Whether you work or invest, having all your eggs in one basket always increases your risk.
For example, let’s say your only source of income is your 9-to-5 job. If you are laid off tomorrow, you will now have no sources of income.
Let’s say you have multiple sources of income, such as B .:
- Your 9 to 5 job
- A sideline mowing lawn for neighbors
- Your pet sitting business
- A blog that makes a few hundred dollars a month
- An investment account that pays you dividends of a few hundred dollars a month
If you get laid off from that 9 to 5 job tomorrow, it won’t be such a big deal. Why? Because you have four other sources of income that can help you pay the bills until you find another job.
Hopefully you also have an emergency fund to help you get ahead in times of lack of money.
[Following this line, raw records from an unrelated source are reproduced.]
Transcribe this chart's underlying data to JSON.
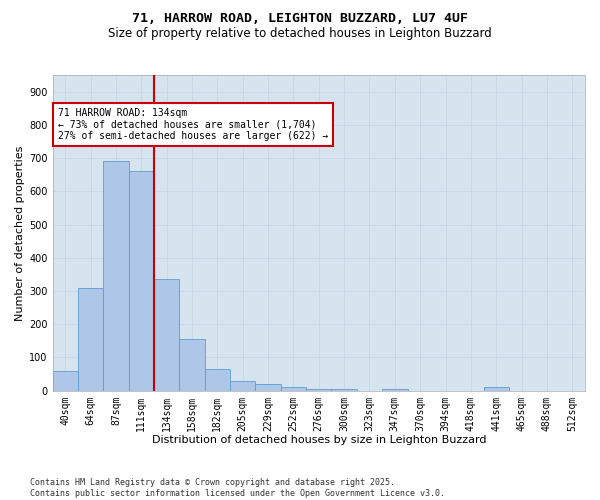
{
  "title1": "71, HARROW ROAD, LEIGHTON BUZZARD, LU7 4UF",
  "title2": "Size of property relative to detached houses in Leighton Buzzard",
  "xlabel": "Distribution of detached houses by size in Leighton Buzzard",
  "ylabel": "Number of detached properties",
  "categories": [
    "40sqm",
    "64sqm",
    "87sqm",
    "111sqm",
    "134sqm",
    "158sqm",
    "182sqm",
    "205sqm",
    "229sqm",
    "252sqm",
    "276sqm",
    "300sqm",
    "323sqm",
    "347sqm",
    "370sqm",
    "394sqm",
    "418sqm",
    "441sqm",
    "465sqm",
    "488sqm",
    "512sqm"
  ],
  "values": [
    60,
    310,
    690,
    660,
    335,
    155,
    65,
    30,
    20,
    10,
    5,
    5,
    0,
    5,
    0,
    0,
    0,
    10,
    0,
    0,
    0
  ],
  "bar_color": "#aec6e8",
  "bar_edge_color": "#5a9fd4",
  "vline_color": "#cc0000",
  "annotation_text": "71 HARROW ROAD: 134sqm\n← 73% of detached houses are smaller (1,704)\n27% of semi-detached houses are larger (622) →",
  "annotation_box_color": "#cc0000",
  "annotation_bg": "#ffffff",
  "ylim": [
    0,
    950
  ],
  "yticks": [
    0,
    100,
    200,
    300,
    400,
    500,
    600,
    700,
    800,
    900
  ],
  "grid_color": "#c8d8e8",
  "bg_color": "#d6e4f0",
  "footer": "Contains HM Land Registry data © Crown copyright and database right 2025.\nContains public sector information licensed under the Open Government Licence v3.0.",
  "title1_fontsize": 9.5,
  "title2_fontsize": 8.5,
  "xlabel_fontsize": 8,
  "ylabel_fontsize": 8,
  "tick_fontsize": 7,
  "footer_fontsize": 6,
  "annot_fontsize": 7
}
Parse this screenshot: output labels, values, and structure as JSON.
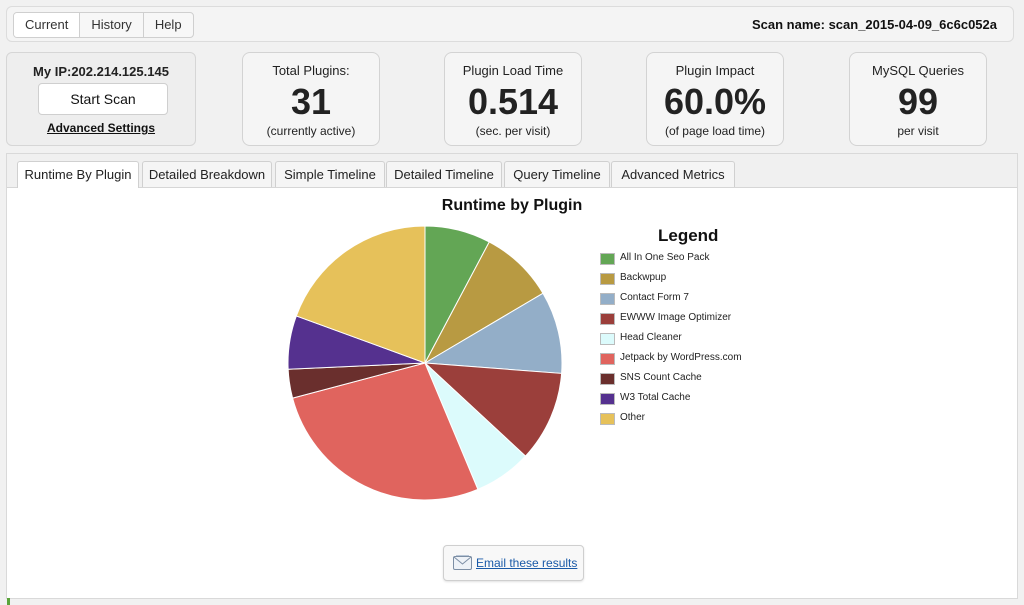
{
  "nav": {
    "items": [
      {
        "label": "Current",
        "active": true
      },
      {
        "label": "History",
        "active": false
      },
      {
        "label": "Help",
        "active": false
      }
    ]
  },
  "scan": {
    "name_label": "Scan name: scan_2015-04-09_6c6c052a"
  },
  "ipcard": {
    "ip_label": "My IP:202.214.125.145",
    "start_label": "Start Scan",
    "advanced_label": "Advanced Settings"
  },
  "stats": [
    {
      "title": "Total Plugins:",
      "value": "31",
      "sub": "(currently active)"
    },
    {
      "title": "Plugin Load Time",
      "value": "0.514",
      "sub": "(sec. per visit)"
    },
    {
      "title": "Plugin Impact",
      "value": "60.0%",
      "sub": "(of page load time)"
    },
    {
      "title": "MySQL Queries",
      "value": "99",
      "sub": "per visit"
    }
  ],
  "tabs": [
    {
      "label": "Runtime By Plugin",
      "active": true
    },
    {
      "label": "Detailed Breakdown",
      "active": false
    },
    {
      "label": "Simple Timeline",
      "active": false
    },
    {
      "label": "Detailed Timeline",
      "active": false
    },
    {
      "label": "Query Timeline",
      "active": false
    },
    {
      "label": "Advanced Metrics",
      "active": false
    }
  ],
  "email": {
    "label": "Email these results",
    "icon": "envelope-icon"
  },
  "chart_data": {
    "type": "pie",
    "title": "Runtime by Plugin",
    "legend_title": "Legend",
    "legend_position": "right",
    "categories": [
      "All In One Seo Pack",
      "Backwpup",
      "Contact Form 7",
      "EWWW Image Optimizer",
      "Head Cleaner",
      "Jetpack by WordPress.com",
      "SNS Count Cache",
      "W3 Total Cache",
      "Other"
    ],
    "values": [
      8,
      9,
      10,
      11,
      7,
      28,
      3.5,
      6.5,
      20
    ],
    "colors": [
      "#63a655",
      "#b89a42",
      "#93aec8",
      "#9b3f3b",
      "#dcfbfc",
      "#e0645e",
      "#6a2f2d",
      "#55318f",
      "#e6c15a"
    ]
  }
}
If not, you can quickly build up your emergency fund as an added security measure.
So work on making multiple sources of income a part of your pursuit of financial security. When rough financial waters come up, you’ll be glad you did.
There is a small difference between passive and residual income. Ultimately, however, it is important to know that both make money.
The money that is made through passive and residual income sources is usually different from the money you would make in a normal day job where you get an hourly wage. Indeed, the potential for earnings growth can be astronomical.
Your goal is to find the types of residual and passive sources of income that suit your skills, interests, and risk tolerance.
As you build your various sources of income, you will put yourself in a better place financially, provided you choose the right sources of income for you.
Choose today to find the right passive income sources for you. Which passive or residual sources of income do you most attract?